Angels are the New UFOs

I should have suspected as much. Dig the crazy trailer for Legion, the forthcoming Killer Angel Action Movie.

By owning a copy of The Prophecy on DVD, featuring Christopher Walken as the archangel Gabriel and Elias Koteas as a priest turned cop, I feel I'm ahead of the curve on this one.

07 August 2009

Don't you forget about me

John Hughes
1950-2009
Filmmaker

I'm pretty much the exact right age to mourn the passing of Mr Hughes: I was a teenager when he was making movies for teenagers, and I still feel a great affection for his work. (Though sitting down with a friend recently to watch my personal favorite of his films, Some Kind of Wonderful, we agreed that it was a very good thing that we were no longer teenagers and so emotionally raw.)

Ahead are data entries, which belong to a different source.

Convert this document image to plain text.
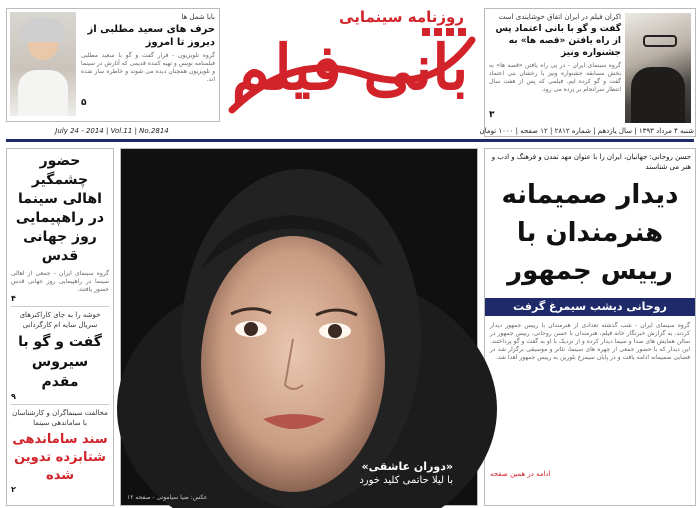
اکران فیلم در ایران اتفاق خوشایندی است
گفت و گو با بانی اعتماد پس از راه یافتن «قصه ها» به جشنواره ونیز
گروه سینمای ایران - در پی راه یافتن «قصه ها» به بخش مسابقه جشنواره ونیز با رخشان بنی اعتماد گفت و گو کرده ایم. فیلمی که پس از هفت سال انتظار سرانجام بر پرده می رود.
۳
روزنامه سینمایی
بانی فیلم
شنبه ۴ مرداد ۱۳۹۳ | سال یازدهم | شماره ۲۸۱۲ | ۱۲ صفحه | ۱۰۰۰ تومان
بابا شمل ها
حرف های سعید مطلبی از دیروز تا امروز
گروه تلویزیون - فرار گفت و گو با سعید مطلبی فیلمنامه نویس و تهیه کننده قدیمی که آثارش در سینما و تلویزیون همچنان دیده می شوند و خاطره ساز شده اند.
۵
July 24 - 2014 | Vol.11 | No.2814
حسن روحانی: جهانیان، ایران را با عنوان مهد تمدن و فرهنگ و ادب و هنر می شناسند
دیدار صمیمانه هنرمندان با رییس جمهور
روحانی دیشب سیمرغ گرفت
گروه سینمای ایران - شب گذشته تعدادی از هنرمندان با رییس جمهور دیدار کردند. به گزارش خبرنگار خانه فیلم، هنرمندان با حسن روحانی، رییس جمهور در سالن همایش های صدا و سیما دیدار کرده و از نزدیک با او به گفت و گو پرداختند. این دیدار که با حضور جمعی از چهره های سینما، تئاتر و موسیقی برگزار شد در فضایی صمیمانه ادامه یافت و در پایان سیمرغ بلورین به رییس جمهور اهدا شد.
ادامه در همین صفحه
حضور چشمگیر اهالی سینما در راهپیمایی روز جهانی قدس
گروه سینمای ایران - جمعی از اهالی سینما در راهپیمایی روز جهانی قدس حضور یافتند.
۴
خوشه را به جای کاراکترهای سریال سایه ام کارگردانی
گفت و گو با سیروس مقدم
۹
مخالفت سینماگران و کارشناسان با ساماندهی سینما
سند ساماندهی شتابزده تدوین شده
۲
«دوران عاشقی»
با لیلا حاتمی کلید خورد
عکس: ضیا سیامونی - صفحه ۱۲
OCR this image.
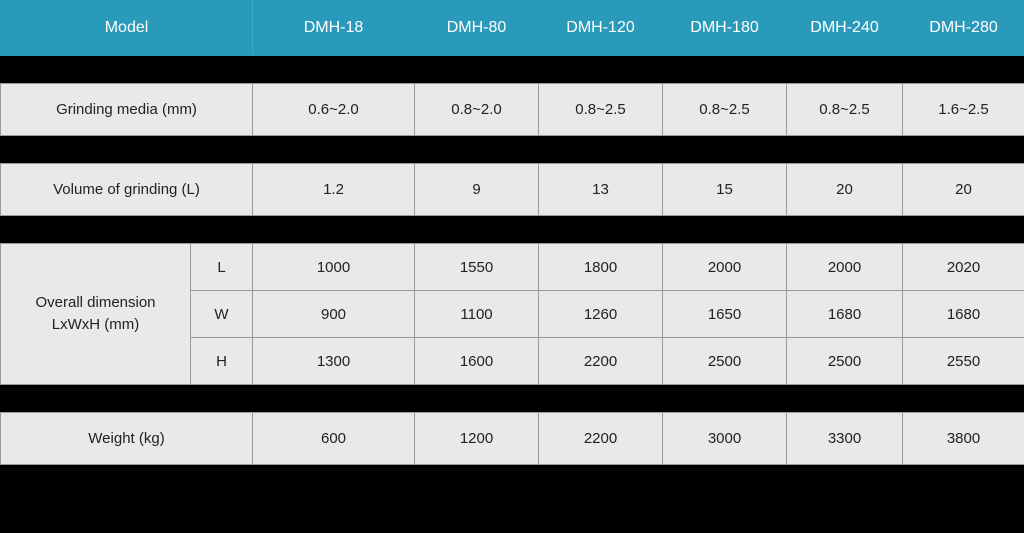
Model		DMH-18	DMH-80	DMH-120	DMH-180	DMH-240	DMH-280

Grinding media (mm)		0.6~2.0	0.8~2.0	0.8~2.5	0.8~2.5	0.8~2.5	1.6~2.5

Volume of grinding (L)		1.2	9	13	15	20	20

Overall dimension
LxWxH (mm)	L	1000	1550	1800	2000	2000	2020
	W	900	1100	1260	1650	1680	1680
	H	1300	1600	2200	2500	2500	2550

Weight (kg)		600	1200	2200	3000	3300	3800
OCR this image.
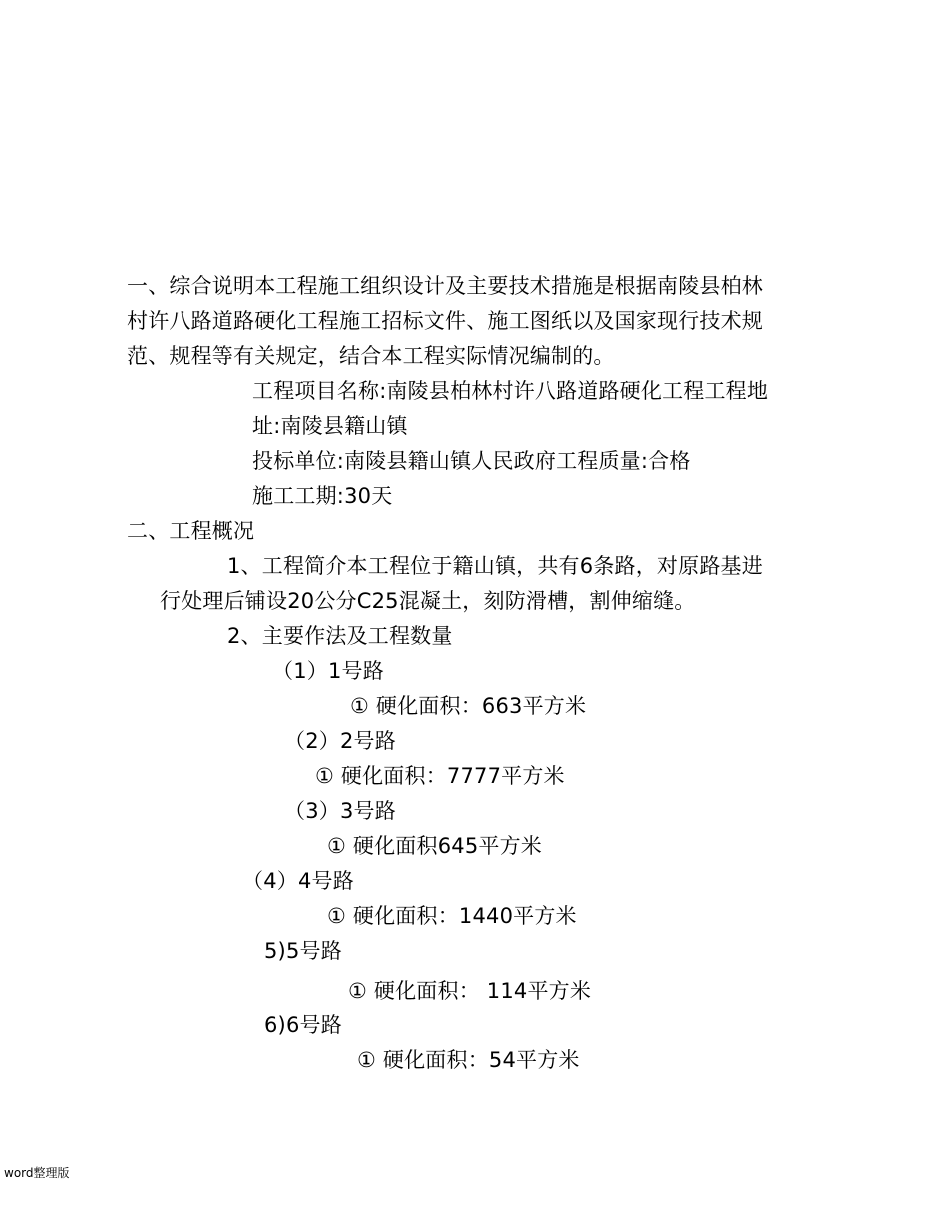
一、综合说明本工程施工组织设计及主要技术措施是根据南陵县柏林
村许八路道路硬化工程施工招标文件、施工图纸以及国家现行技术规
范、规程等有关规定，结合本工程实际情况编制的。
工程项目名称:南陵县柏林村许八路道路硬化工程工程地
址:南陵县籍山镇
投标单位:南陵县籍山镇人民政府工程质量:合格
施工工期:30天
二、工程概况
1、工程简介本工程位于籍山镇，共有6条路，对原路基进
行处理后铺设20公分C25混凝土，刻防滑槽，割伸缩缝。
2、主要作法及工程数量
（1）1号路
① 硬化面积：663平方米
（2）2号路
① 硬化面积：7777平方米
（3）3号路
① 硬化面积645平方米
（4）4号路
① 硬化面积：1440平方米
5)5号路
① 硬化面积： 114平方米
6)6号路
① 硬化面积：54平方米
word整理版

I remember some critics at the time dismissing Hughes as just telling teenagers what they wanted to hear: you're smart and adults are stupid. Those critics are half-right: Hughes did tell teenagers what they wanted to hear, but he had a much less cynical, and more correct, understanding of what that was. Reviewing Hughes' career, Roger Ebert quotes him:

Kids are smart enough to know that most teenage movies are just exploiting them .... People forget that when you’re 16, you’re probably more serious than you’ll ever be again.

Hughes says yeah, parents and schoolteachers and other adults are usually foolish and always uncool, but most of them actually love their teenage charges and are trying to do right by them. Sex is a powerful force, but love is more important. Not everyone you love will return your love, but love is still worth pursuing because if you seek it out you will find it ... most importantly with your friends. And the English language is the greatest toy in the world.

It turns out that these things are not only what I wanted to hear when I was a teenager, they're what I've found to be true as an adult. Nice work.

Update: Twitter informs me about an astonishing and moving blog post about a teenager's correspondence with Mr Hughes.

05 August 2009

Marriage

Neil Gaiman, saying “it's either beautiful or the stupidest thing I've read today” points us to a UK Telegraph story about a yellow marriage between a woman and an amusement park ride.
“I love him as much as women love their husbands and know we’ll be together forever,” she said.

Miss Wolfe first fell for the ride when she was 13: “I was instantly attracted to him sexually and mentally.

“I wasn’t freaked out, as it just felt so natural, but I didn’t tell anyone about it because I knew it wasn’t ‘normal’ to have feelings for a fairground ride.”

Ten years later, she decided to go back to Knoebels Amusement Park to declare her love. She now sleeps with a picture of the ride on her ceiling and carries its spare nuts and bolts around to feel closer to it.

She claims to believe they share a fulfilling physical and spiritual relationship and does not get jealous when other people ride it.

The Telegraph also offers us stories of the brides of Le Tour Eiffel and the Berlin Wall. A little research finds a website for objectùm-sexuals.
How can one love an inanimate object?

Indeed, the meaning of love comes into question. However, there is no single definition because this feeling has many levels and crosses every part of the spectrum. Virtually every one and every thing can be loved. Love does not have any rules that requisite to whom or to what we express this multifaceted emotion, as long as it causes no violation or harm to the subjected.

Maybe I'm just in a romantic mood today but reading that, to Mr Gaiman's point, makes me go with “beautiful.”

04 August 2009

Astroturf

Via the magnificent Rachel Maddow, I learn of the Hawthorn Group.

The Hawthorn Group is an international public affairs company of senior political communications specialists. Hawthorn helps solve business and policy problems—crisis, legislative, media, customer, financial and employee—for corporations, governments, associations and non-profit organizations.
....
Specializing in complex policy issues and heavily regulated industries—beverage, banking, energy, gaming, healthcare, insurance, natural resources, security, trade and utilities—Hawthorn currently represents a diverse group of industry-leading clients.

Got that? They're PR guys for corporations. To translate some of those terms, we're talking about corporations that do stuff like drill for oil, operate casinos, deny people's health insurance claims, blow up mountains to get the minerals, and send guys with guns to solve clients' problems. In short: evil corporations.

Their newsletter page reads today:

We thought the most fixated of the political and communications “junkies” might find interesting some highlights of a recent grassroots campaign Hawthorn created and managed for the American Coalition of Clean Coal Electricity (ACCCE).

“Grassroots campaign.” I do not think that word means what they think it means.

Deceiving us has become an industrial process.

A Short History of America

Via James Howard Kunstler I am informed that Robert Crumb's immortal comic A Short History of America has a sequel.